You’re a grown up, Doctor Renfield said sternly. You chose him. And now you have to live with him.
But now that she had actually quit her only steady source of income, living with Jan was going to be murder. They had made a child together, and Joanna was trapped. She kept thinking of the fat little Cupid riding shotgun on Saartjie’s rump in the cartoon, with the speech bubble that said, Take Care of Your Hearts! Women were packhorses, loaded with expectation: motherhood and money, sex and love. It was all too much. She just wanted to run away.
You’d have to lose a few kilos first, said Doctor Renfield spitefully. You’d have to turn back, otherwise. AWK-ward!
From the asylum of her green room, Joanna reran the miserable scene with Viola. What had she been thinking?
“Joanna, I warn you. This outburst will not be tolerated!”
“Oh, fuck off. I quit. I quit. I quit! Good luck finding somebody else to do all your work for you!”
But it was the final sally about Saartjie that had quite undone Joanna.
“You people won’t ever understand, will you?” Viola had hissed. You stupid mlungu! was the subtext. “The ancestors are crying for justice! They are outside you, just like your father is separate to you. But they are also inside you, just like your father’s blood runs through you. They are always here. They are in this room! They are telling me what to say to you!”
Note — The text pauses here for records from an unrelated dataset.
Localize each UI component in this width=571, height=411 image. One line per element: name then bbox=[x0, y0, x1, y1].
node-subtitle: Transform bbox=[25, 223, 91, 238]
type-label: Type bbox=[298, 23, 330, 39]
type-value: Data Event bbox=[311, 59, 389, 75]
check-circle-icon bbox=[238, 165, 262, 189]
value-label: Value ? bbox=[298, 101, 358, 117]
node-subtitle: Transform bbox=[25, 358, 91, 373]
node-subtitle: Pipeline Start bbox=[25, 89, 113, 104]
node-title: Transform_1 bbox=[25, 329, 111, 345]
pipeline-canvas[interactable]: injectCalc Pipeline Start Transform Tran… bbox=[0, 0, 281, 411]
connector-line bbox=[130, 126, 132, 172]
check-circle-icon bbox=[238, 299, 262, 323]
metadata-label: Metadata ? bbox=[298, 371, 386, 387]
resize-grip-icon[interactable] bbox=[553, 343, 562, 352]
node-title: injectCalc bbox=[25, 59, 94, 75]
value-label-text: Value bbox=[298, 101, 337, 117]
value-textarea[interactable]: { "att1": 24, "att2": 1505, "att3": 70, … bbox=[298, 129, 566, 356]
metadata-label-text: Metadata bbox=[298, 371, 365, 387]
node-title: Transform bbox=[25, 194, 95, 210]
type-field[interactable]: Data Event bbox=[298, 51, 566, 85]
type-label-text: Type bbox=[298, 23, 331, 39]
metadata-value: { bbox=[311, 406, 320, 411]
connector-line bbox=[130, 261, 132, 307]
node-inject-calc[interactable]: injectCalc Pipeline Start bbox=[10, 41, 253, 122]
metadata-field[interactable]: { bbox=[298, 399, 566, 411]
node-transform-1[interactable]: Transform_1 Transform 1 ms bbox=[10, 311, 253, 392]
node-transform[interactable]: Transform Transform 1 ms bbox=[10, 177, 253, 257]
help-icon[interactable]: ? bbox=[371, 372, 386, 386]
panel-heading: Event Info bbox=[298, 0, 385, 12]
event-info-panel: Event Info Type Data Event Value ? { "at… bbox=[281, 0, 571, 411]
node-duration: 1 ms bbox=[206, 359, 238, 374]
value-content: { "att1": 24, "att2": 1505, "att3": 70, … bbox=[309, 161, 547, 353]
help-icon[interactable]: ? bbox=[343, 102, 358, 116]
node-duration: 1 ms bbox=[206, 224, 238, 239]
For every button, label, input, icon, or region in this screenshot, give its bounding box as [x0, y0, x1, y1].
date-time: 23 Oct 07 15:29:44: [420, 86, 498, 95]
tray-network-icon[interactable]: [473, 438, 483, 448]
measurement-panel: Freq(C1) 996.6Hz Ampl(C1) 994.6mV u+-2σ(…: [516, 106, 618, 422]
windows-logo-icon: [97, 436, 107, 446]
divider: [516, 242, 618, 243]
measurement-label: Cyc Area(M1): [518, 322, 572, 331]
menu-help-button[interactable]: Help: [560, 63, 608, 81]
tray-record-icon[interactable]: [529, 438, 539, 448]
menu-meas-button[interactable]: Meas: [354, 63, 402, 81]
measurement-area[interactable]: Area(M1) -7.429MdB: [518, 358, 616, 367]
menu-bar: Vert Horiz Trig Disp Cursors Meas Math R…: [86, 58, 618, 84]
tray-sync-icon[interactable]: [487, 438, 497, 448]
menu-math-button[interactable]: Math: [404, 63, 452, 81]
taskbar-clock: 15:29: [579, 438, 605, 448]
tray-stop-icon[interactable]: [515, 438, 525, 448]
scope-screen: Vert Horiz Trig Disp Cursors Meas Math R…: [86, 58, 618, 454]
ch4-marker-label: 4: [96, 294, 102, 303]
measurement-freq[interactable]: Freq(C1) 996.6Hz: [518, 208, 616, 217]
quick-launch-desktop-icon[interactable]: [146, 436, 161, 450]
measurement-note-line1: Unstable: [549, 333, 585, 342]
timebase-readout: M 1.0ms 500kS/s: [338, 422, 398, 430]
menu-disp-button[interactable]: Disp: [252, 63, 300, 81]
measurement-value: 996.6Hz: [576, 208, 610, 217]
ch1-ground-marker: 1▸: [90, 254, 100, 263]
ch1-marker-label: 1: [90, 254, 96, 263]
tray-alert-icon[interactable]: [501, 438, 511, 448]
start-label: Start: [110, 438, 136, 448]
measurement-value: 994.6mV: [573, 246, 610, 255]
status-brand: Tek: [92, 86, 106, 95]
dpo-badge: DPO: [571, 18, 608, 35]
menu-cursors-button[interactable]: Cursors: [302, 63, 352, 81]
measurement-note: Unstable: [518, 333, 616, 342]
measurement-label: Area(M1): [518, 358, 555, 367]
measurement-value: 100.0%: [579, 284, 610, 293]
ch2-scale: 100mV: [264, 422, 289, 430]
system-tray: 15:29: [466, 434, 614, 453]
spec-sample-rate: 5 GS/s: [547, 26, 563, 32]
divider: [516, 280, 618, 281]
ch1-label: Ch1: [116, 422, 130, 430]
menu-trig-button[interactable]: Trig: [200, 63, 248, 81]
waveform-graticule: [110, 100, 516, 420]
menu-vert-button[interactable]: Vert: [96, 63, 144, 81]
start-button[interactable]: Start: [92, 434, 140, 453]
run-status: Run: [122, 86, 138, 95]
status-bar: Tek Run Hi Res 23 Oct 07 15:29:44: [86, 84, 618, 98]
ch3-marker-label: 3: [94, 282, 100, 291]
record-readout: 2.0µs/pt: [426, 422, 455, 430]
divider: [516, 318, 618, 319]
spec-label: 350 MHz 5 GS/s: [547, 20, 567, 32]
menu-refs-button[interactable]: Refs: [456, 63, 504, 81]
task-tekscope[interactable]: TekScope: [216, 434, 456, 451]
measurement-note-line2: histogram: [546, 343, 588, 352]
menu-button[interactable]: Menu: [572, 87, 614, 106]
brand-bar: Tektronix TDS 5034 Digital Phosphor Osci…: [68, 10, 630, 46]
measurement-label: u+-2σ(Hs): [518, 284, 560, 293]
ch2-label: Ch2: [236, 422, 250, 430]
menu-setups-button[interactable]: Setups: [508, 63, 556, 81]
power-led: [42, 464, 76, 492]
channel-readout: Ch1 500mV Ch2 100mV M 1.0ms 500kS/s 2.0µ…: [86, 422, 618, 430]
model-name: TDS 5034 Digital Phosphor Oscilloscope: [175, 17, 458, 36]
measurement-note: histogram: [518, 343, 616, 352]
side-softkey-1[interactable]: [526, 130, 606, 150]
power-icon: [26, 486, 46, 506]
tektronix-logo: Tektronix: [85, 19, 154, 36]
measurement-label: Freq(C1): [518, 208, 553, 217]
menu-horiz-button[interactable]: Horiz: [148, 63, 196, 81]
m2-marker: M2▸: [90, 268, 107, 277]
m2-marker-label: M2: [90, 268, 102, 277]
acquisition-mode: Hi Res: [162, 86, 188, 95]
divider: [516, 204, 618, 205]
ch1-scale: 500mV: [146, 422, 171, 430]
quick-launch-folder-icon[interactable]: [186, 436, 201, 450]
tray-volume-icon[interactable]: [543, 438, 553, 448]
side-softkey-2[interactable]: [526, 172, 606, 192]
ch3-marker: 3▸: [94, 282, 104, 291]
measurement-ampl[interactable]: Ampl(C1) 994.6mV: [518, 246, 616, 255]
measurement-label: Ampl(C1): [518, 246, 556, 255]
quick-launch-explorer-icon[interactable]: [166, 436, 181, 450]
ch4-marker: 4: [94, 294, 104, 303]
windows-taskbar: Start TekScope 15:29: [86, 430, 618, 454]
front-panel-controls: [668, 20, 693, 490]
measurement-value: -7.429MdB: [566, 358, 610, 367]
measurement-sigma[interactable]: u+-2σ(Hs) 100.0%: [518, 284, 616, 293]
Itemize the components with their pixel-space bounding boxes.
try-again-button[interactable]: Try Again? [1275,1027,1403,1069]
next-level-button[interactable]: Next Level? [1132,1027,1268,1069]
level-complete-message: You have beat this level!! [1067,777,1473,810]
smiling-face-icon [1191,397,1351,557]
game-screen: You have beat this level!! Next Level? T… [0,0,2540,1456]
Joanna had no answer to that. She thought, That’s insane. Isn’t it? Your father’s blood! Or your mother’s. Did Viola really think that she was related to Saartjie Baartman?
She sat down at the pc, set the tea beside her, feeling clumsy and slow, a farmhand on a tractor. God, if she slouched, her stomach actually rested on her thighs! The stitching at the seams of her jeans was loosening. At least she still had the Doc. The Doc was a funny guy. And funny was what you needed on days like today.
She pressed the on button. From her Inbox came a ping.